- Accueil
- Lutte ouvrière n°2519
- Renault : de compétitivité en hypercompétitivité
Dans les entreprises
Renault : de compétitivité en hypercompétitivité
Installé sur ses 48 % de bénéfices supplémentaires de l’an dernier, le PDG de Renault est parti en campagne pour obtenir des syndicats la signature d’un nouvel accord portant sur les trois prochaines années. Augmentation du temps de travail sans augmentation des salaires, flexibilité accrue des horaires, intensification du travail, telles sont les lignes directrices du projet de Ghosn.
L’inquiétude des travailleurs devant l’information distillée au compte-gouttes s’est déjà traduite par des débrayages dans différents sites. Signé en mars 2013 par plusieurs syndicats, dont la CFDT, le précédent accord triennal de compétitivité avait débouché sur un plan de 8 200 suppressions d’emplois en trois ans, la perte, pour les salariés de l’usine de Flins par exemple, de 18 jours de RTT et la détermination d’une durée annuelle du travail de 1 603 heures pour les salariés qui ne sont pas au forfait. À présent, la direction de Renault prépare un nouveau plan, qu’elle annonce bribe par bribe au fil des réunions avec les directions syndicales, et qu’elle compte faire signer mi-décembre. Lors de chaque séance de négociations, selon le terme de la direction, les travailleurs sont confusément informés de l’angle d’attaque prévu. Jusqu’à présent, ils peuvent constater que l’air connu « travailler plus pour gagner moins » est à l’ordre du jour.
Avant les discussions officielles, l’objectif était fixé : arriver à 90 véhicules par salarié et par an. Or, à Flins par exemple, la production serait, selon la direction, de 65 par salarié. Dès la deuxième réunion, les départs anticipés étaient conditionnés à quinze ans de travail en équipe ou à 10 % d’invalidité. Certains travailleurs ont immédiatement traduit cela en années supplémentaires à l’atelier ou au bureau d’études ! Travailler jusqu’à 24 samedis obligatoires par an, déborder son équipe de une heure et demie, éventuellement faire les deux dans la même semaine, voilà qui pourrait conduire à des semaines de 42 voire 48 heures. Les heures supplémentaires ne seraient plus payées avec 25 ou 50 % de majoration, puisque le calcul du temps de travail serait fait à l’année, des périodes dites basses compensant les périodes dites hautes. Ainsi, non seulement le patron s’arrogerait le droit de bouleverser la vie des travailleurs selon son bon vouloir, mais il leur volerait les majorations qui viennent souvent compenser les salaires insuffisants. Les samedis et débordements, accumulés mais non payés, seraient épongés en jours de chômage à des périodes creuses où la direction n’aurait plus besoin de payer du chômage partiel, le tout inscrit dans l’horaire annuel de 1 603 heures.

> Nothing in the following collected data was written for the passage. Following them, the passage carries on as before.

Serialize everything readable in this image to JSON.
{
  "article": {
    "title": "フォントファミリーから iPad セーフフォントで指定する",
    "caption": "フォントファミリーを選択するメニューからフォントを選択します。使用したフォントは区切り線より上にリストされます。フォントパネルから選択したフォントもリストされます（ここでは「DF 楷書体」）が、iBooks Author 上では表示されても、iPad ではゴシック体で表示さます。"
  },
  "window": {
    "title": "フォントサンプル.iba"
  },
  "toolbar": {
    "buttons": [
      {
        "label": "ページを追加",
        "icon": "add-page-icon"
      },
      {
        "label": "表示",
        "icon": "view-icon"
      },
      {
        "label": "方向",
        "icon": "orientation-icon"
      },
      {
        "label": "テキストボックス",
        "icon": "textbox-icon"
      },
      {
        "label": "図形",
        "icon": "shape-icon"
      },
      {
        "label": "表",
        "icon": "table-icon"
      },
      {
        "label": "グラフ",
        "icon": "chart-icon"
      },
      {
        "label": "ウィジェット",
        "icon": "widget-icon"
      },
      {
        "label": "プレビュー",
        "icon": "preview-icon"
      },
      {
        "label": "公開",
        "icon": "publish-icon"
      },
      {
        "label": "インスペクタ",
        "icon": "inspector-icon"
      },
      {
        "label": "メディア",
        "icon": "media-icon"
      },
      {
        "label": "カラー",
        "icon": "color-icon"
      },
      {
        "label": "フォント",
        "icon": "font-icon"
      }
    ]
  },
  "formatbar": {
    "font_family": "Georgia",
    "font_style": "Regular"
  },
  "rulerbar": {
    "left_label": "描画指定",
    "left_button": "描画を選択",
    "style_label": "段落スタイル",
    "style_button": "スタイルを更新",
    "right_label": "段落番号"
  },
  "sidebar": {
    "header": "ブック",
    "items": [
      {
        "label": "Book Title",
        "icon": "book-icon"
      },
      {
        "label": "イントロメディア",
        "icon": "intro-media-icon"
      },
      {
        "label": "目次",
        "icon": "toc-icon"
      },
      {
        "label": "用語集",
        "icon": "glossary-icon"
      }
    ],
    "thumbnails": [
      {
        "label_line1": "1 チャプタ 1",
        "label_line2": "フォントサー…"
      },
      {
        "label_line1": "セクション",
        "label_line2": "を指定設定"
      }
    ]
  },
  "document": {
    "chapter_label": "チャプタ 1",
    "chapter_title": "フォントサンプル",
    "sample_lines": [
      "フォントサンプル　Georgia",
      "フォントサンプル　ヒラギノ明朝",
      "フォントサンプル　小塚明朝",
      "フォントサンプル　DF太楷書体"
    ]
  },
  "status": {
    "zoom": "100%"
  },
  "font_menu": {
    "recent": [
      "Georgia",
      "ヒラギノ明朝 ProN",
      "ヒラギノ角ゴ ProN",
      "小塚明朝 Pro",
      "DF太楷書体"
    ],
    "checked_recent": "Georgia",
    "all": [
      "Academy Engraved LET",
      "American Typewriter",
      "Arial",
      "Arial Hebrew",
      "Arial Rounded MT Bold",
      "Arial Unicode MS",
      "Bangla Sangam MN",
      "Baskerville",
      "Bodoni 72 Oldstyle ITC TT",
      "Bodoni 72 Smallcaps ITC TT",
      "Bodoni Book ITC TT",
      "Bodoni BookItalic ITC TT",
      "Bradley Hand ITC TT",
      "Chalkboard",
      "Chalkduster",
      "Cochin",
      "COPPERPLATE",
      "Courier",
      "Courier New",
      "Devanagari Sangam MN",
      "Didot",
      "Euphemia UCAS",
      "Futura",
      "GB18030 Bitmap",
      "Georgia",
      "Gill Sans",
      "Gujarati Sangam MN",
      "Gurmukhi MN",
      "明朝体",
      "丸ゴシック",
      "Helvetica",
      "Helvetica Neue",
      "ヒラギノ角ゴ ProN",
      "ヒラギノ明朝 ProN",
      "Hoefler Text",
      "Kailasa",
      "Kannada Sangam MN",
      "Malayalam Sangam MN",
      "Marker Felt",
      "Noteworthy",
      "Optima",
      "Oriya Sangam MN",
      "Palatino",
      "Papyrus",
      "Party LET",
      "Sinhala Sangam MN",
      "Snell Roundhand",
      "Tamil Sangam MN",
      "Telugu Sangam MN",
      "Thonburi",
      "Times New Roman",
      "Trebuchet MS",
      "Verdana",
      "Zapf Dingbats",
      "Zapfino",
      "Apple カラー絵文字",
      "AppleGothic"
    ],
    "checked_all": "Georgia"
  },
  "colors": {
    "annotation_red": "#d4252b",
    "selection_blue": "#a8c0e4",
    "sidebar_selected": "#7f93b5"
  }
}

Les 9 000 travailleurs intérimaires, les plus mal payés et les plus exploités, seraient concernés eux aussi par cette flexibilité horaire et ce rabotage des salaires, car ils ne toucheraient d’éventuelles majorations qu’à la fin de leur mission. Rares sont ceux qui se font des illusions quant aux annonces du PDG Ghosn, qui prétend résorber la précarité sans embaucher à hauteur de la production qu’il veut obtenir. En effet Ghosn s’engagerait, au conditionnel, à recruter 3 000 CDI sur trois ans (dont une forte proportion d’ingénieurs) alors que près de 10 000 emplois ont été supprimés. Qui va alors fabriquer les voitures, si ce n’est les ouvriers intérimaires ?
Les organisations syndicales ont participé à ces discussions, en semblant attendre on ne sait quelle proposition positive de la direction. Après la quatrième séance de négociations, la coordination CGT Renault a finalement appelé à débrayer. Dans plusieurs usines, ces débrayages ont mobilisé quelques centaines de travailleurs. À Flins par exemple, le 27 octobre, environ 300 d’entre eux ont arrêté le travail, dont des intérimaires.
La cinquième séance, le 4 novembre, n’a rien changé au plan de la direction. Les travailleurs n’attendent rien de bon de ce nouveau plan et se souviennent qu’en 2013 Renault avait d’abord projeté d’imposer la mobilité obligatoire sur plusieurs usines, avant de devoir reculer devant leur mobilisation.